But in November, six industry groups — the National Association of Private Fund Managers, Alternative Investment Management Association, American Investment Council, Loan Syndications and Trading Association, Managed Funds Association, and National Venture Capital Association — filed a brief in the 5th U.S. Circuit Court of Appeals in New Orleans, arguing the rule unlawfully restricts the longstanding, widely used business arrangements of private funds and their investors.
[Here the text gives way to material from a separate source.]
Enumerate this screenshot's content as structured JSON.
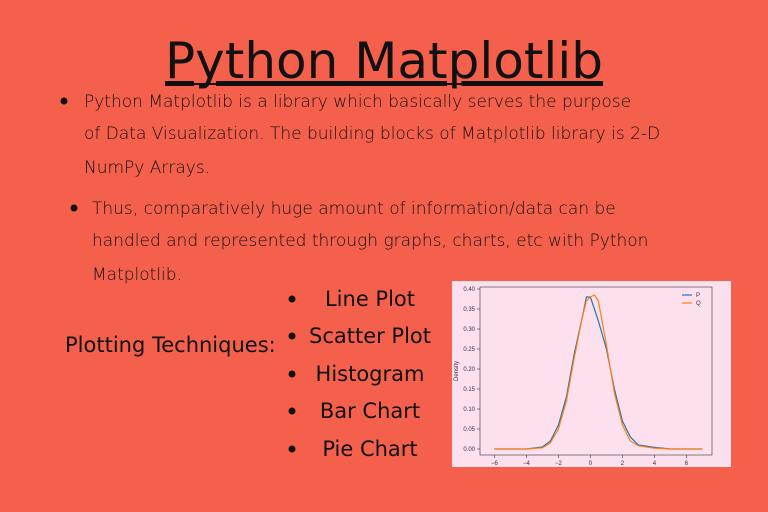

The groups claimed the rule exceeds the SEC's statutory authority; that the agency failed to provide the public a meaningful opportunity to comment on the final rule; that it did not perform an adequate cost-benefit analysis; and that the rule is arbitrary, capricious and otherwise unlawful.
In a response filed Dec. 15, the SEC said that the groups lack standing to bring the case in the 5th Circuit and even if the court disagrees with that assertion, the case still fails on its merits.
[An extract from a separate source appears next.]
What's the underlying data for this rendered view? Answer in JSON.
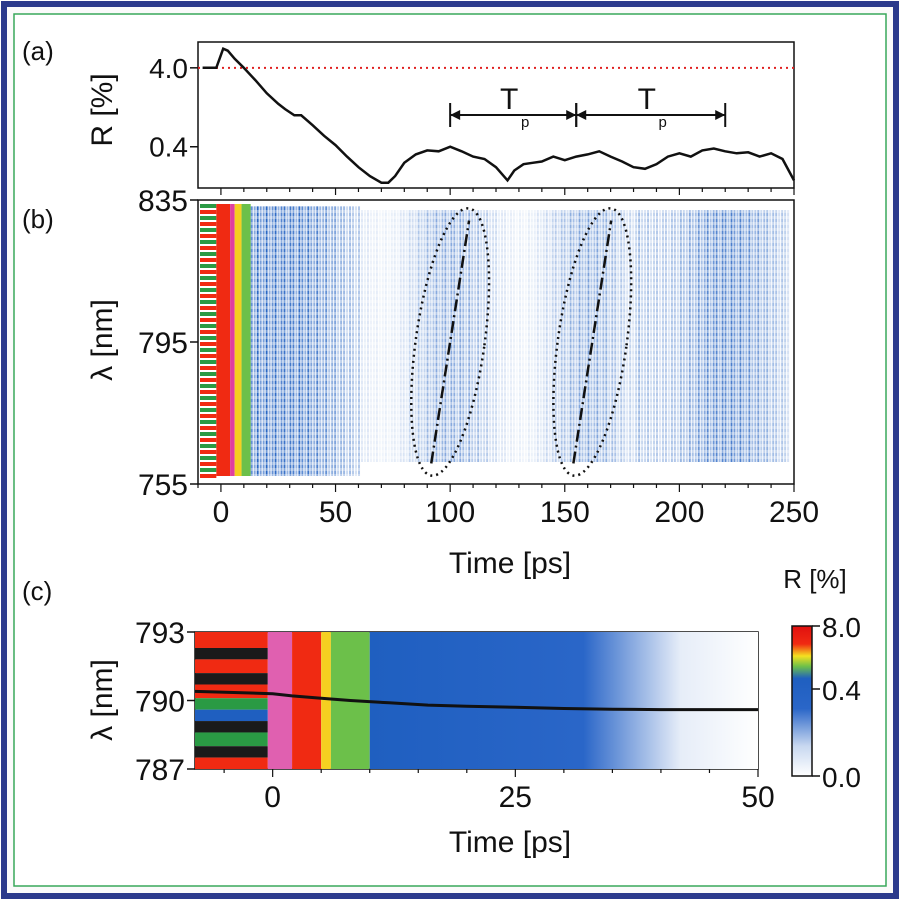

"Congress authorized the commission to adopt the rules," the SEC said in its brief, referencing the Dodd-Frank Wall Street Reform and Consumer Protection Act. "The public had a meaningful opportunity to engage with the rulemaking. And the commission reasonably explained its decision to adopt the rules, reasonably assessed the rules' likely economic effects, and provided reasonable interpretations of the federal fiduciary duty imposed by the Advisers Act."
The SEC also said that it moderated the proposed rule package based on comments it received from the public and reiterated their importance.
"Private-fund investments 'are often opaque, and advisers do not frequently or consistently provide investors with sufficiently detailed information' to allow 'even sophisticated investors' to 'understand the fees and expenses they are paying, the risks they are assuming, and the performance they are achieving in return,'" the SEC said in its brief, citing text from the final rule.